Over the course of our three days, we sampled a variety of routes and activities, all designed to show us the full breadth of Ruka’s offerings. The weather was characteristically autumnal - perfect for cool-weather training, as we quickly discovered. The first part of day 1 brought rain as we ventured north of Ruka for lunch at House of Northern Senses, through forests ablaze with autumn colour. Despite the wet conditions, the gravel delivered, and the bad weather only added to the experience. At home, it might have been easy to skip a ride, but here, you gear up and head out—the weather enhancing the connection to the rugged landscape.
On the way back we looped into some of the XC ski tracks that circled back to Ruka. That was a blast, think tight twists, rolling hills and that elusive gravel flow. These 20-odd kilometres that kept us on the pedals were a highlight of the trip, offering a break from the vast forests, as we zipped through open bogs and areas too wild for larger roads.
Day 2 was a route out to river rafting. The weather was better, so it was only the splash from the rapids that got us wet. Finland, we later learned, is as renowned for its rapids as it is for its gravel, and while rafting isn’t something we’d typically consider on a gravel trip, it was a refreshing change of pace. The experience really highlighted the variety of activities on offer in the area, for those with a lesser focus on gravel. Another standout moment was the ride back from the rafting, where we experienced some amazing views to the north of Ruka, followed by another sauna, and then the Northern Lights.
By Day 3, we were in for something entirely different - a morning loop to the south of Ruka, offering a riding style more akin to the ski tracks we'd enjoyed earlier. With thinner forests and more technical twists, it was another smile-inducing day. After drying off over lunch (more rain, of course), we then had on a longer, point-to-point ride that ended with the most unique ride destinations we’ve experienced: bear watching just two kilometres from the Russian border.

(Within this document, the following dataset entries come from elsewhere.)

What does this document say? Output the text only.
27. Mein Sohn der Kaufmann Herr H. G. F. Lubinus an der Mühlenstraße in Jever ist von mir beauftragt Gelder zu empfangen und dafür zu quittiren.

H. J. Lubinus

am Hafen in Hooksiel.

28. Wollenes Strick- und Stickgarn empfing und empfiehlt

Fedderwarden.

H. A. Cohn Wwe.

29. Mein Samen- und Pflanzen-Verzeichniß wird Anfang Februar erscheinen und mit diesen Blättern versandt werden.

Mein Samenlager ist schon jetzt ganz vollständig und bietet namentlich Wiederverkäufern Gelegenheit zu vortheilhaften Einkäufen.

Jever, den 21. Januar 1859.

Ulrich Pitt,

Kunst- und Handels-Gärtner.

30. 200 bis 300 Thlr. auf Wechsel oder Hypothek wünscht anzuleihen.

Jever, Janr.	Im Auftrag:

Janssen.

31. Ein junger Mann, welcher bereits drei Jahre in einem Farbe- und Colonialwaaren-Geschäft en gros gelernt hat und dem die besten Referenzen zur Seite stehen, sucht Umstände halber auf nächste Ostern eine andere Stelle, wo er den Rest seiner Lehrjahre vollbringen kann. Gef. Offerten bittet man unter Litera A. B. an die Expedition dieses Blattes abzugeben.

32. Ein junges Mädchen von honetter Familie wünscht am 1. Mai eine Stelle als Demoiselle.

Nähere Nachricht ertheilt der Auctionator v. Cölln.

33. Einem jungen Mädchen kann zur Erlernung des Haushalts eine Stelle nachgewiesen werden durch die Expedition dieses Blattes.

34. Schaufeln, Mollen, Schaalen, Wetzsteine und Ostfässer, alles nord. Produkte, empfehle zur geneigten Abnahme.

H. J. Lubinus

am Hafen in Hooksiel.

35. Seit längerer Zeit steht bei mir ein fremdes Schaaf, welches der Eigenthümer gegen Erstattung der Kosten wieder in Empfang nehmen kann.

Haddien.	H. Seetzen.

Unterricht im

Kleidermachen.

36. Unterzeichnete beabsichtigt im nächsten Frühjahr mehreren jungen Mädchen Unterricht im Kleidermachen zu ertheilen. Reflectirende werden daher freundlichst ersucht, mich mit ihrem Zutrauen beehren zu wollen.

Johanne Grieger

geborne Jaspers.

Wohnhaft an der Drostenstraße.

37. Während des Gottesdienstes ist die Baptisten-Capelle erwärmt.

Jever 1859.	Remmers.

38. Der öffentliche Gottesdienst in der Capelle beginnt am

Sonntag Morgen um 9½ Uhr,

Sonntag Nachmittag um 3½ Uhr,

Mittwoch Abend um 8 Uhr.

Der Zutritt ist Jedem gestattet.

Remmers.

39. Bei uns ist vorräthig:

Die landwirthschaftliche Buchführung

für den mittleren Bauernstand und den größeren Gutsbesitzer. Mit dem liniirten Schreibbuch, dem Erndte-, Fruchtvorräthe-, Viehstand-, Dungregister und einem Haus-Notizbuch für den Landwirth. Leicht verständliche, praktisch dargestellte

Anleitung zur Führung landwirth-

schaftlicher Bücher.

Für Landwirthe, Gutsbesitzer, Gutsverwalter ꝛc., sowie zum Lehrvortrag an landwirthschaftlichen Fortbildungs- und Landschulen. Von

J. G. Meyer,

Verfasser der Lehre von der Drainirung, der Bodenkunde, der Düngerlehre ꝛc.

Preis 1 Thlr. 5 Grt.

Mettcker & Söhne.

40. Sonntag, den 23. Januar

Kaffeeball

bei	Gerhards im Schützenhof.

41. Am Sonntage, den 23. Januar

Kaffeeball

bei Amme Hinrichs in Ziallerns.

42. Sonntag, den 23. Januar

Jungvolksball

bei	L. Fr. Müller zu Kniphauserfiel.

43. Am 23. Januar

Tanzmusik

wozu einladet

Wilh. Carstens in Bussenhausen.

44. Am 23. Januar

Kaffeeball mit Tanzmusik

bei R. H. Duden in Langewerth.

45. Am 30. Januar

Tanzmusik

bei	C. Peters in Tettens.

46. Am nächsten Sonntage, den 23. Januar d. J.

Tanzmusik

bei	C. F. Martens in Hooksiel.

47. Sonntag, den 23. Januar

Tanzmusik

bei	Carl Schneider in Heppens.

But perhaps even cooler than the bear sighting itself was the wild, is-this-real-pinch-me backcountry ride to get there, an experience that was intensified by the greyed-out weather, dark, fresh gravel, and heavy evergreen trees that towered above us. Now with several bears padding around outside the cabin where we sat, surrounded by such vastness and quiet, only a few hours by plane from central Europe, it felt surreal and magical.
With our limited time in Ruka coming to a close, we left with a sense that this trip was to be continued, next time perhaps taking the night train from Helsinki then linking Ruka-Kuusamo to somewhere like Rovaniemi. Finland's charm - its complex language, non-stop sauna-ing, and warm hospitality - combined with Ruka’s wild, rugged gravel, had made this an experience like no other, but we know it can be even wilder. Sure, the weather can be unpredictable, but that’s part of the allure. And with summers heating up in central Europe, the cool, the combination of fresh Northern air and great riding feels like a no-brainer.